L’EURIBOR (tasso interbancario di offerta in euro) è il tasso di riferimento dei mutui a tasso variabile in Europa e viene calcolato tutti i giorni sulla base dei dati forniti da un gruppo di banche più rappresentative nel panorama creditizio europeo. Più precisamente l’Euribor è calcolato in base alle comunicazioni giornaliere, inviate dalle «banche del panel», delle quotazioni individuali dei tassi d’interesse ai quali ciascuna delle banche partecipanti ritiene che un’ipotetica banca primaria presterebbe fondi ad un’altra banca primaria all’interno della zona euro. Queste comunicazioni avvengono ogni giorno di negoziazione tra le 10.45 e le 11.00, ora di Bruxelles, a Thomson Reuters, l’agenzia incaricata di eseguire i calcoli per conto della Federazione bancaria europea .

La Commissione Europea Antitrust, con la decisione del 4/12/2013, ha accertato che, tra il 2005 e il 2008, alcune banche del panel avevano creato un cartello al fine di manipolare il tasso Euribor, allineando le proprie comunicazioni in modo da mantenere o indirizzare i tassi in una certa direzione.

La Corte di Cassazione, con l’ordinanza n. 34889 del 13 dicembre 2023, ha sancito il principio secondo cui «l’accordo manipolativo del tasso Euribor accertato dalla Commissione europea con decisione del 4 dicembre 2013 produce la nullità dei contratti “a valle” che si richiamino per relationem al tasso manipolato». In forza di questo principio i debitori che hanno contratto mutui o finanziamenti a tasso variabile basato sull’Euribor tra il 29 settembre 2005 e il 30 maggio 2008 possono avere diritto a un rimborso.

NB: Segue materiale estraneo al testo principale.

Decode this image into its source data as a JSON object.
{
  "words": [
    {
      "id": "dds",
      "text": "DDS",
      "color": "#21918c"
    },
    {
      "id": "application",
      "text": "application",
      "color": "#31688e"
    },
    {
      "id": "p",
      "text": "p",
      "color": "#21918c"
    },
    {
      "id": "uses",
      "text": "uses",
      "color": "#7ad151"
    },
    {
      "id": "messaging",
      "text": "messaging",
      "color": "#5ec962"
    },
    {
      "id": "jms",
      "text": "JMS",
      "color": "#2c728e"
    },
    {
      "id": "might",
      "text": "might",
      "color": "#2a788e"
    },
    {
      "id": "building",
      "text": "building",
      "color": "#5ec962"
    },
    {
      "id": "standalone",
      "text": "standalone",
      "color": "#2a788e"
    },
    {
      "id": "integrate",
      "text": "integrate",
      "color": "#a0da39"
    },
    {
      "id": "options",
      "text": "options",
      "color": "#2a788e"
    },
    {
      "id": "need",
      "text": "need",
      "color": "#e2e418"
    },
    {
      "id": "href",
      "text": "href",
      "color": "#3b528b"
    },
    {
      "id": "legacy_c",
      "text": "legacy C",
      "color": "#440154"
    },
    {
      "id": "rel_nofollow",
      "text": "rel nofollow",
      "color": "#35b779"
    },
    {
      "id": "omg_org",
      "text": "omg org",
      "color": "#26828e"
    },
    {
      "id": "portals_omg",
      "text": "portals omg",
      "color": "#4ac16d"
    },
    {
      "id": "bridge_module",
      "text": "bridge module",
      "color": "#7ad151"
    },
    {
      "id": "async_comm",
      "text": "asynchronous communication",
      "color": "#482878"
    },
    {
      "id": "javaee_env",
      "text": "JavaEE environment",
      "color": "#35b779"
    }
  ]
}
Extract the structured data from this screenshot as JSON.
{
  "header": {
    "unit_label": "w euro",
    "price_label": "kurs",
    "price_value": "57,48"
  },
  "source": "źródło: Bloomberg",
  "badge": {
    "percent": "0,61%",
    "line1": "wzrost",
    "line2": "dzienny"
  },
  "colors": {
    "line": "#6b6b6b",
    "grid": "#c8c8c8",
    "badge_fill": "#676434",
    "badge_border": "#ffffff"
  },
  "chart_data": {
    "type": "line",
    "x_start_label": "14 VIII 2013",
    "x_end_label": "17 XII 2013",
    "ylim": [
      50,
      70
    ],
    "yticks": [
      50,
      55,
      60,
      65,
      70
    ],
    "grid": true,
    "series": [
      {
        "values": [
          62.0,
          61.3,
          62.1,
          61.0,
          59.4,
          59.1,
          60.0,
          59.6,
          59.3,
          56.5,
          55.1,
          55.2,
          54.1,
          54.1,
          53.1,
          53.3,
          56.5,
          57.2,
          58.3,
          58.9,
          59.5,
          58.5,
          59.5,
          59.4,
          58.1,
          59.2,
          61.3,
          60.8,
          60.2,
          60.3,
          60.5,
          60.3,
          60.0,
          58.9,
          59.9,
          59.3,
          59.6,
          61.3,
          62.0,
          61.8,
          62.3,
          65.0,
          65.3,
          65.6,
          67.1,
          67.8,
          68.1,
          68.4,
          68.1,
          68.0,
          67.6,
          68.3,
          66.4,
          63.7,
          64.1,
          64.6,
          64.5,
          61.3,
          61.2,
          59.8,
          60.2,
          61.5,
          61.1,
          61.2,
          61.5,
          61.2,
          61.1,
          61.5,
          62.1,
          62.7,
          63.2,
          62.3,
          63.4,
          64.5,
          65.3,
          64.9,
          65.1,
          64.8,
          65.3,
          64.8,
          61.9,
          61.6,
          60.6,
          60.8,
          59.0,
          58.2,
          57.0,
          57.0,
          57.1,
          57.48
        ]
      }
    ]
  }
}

La novità introdotta da questo provvedimento della Cassazione consiste nel fatto che il rimborso non riguarda solamente le banche che hanno partecipato attivamente alla manipolazione dell’Euribor, ma si estende a tutti i mutui, finanziamenti o contratti di leasing che hanno utilizzato questo indice come riferimento per il calcolo degli interessi. Il rimborso riguarda ovviamente le rate pagate nel periodo compreso tra il 29 settembre 2005 e il 30 maggio 2008.

Il cliente che, in quell’arco di tempo, ha pagato rate per mutui a tasso variabile calcolato su base Euribor, ha quindi diritto a richiedere la restituzione della differenza tra il tasso di interesse effettivamente applicato al suo mutuo e un tasso sostitutivo a norma dell’articolo 117 del Testo Unico Bancario.

La prescrizione è decennale e decorre dal pagamento dell’ultima rata di mutuo. Questo significa che se il mutuo è ancora in essere non sussiste prescrizione; se invece il mutuo è stato estinto o surrogato, il diritto ad ottenere il risarcimento si prescrive dopo dieci anni dall’estinzione o dalla surroga.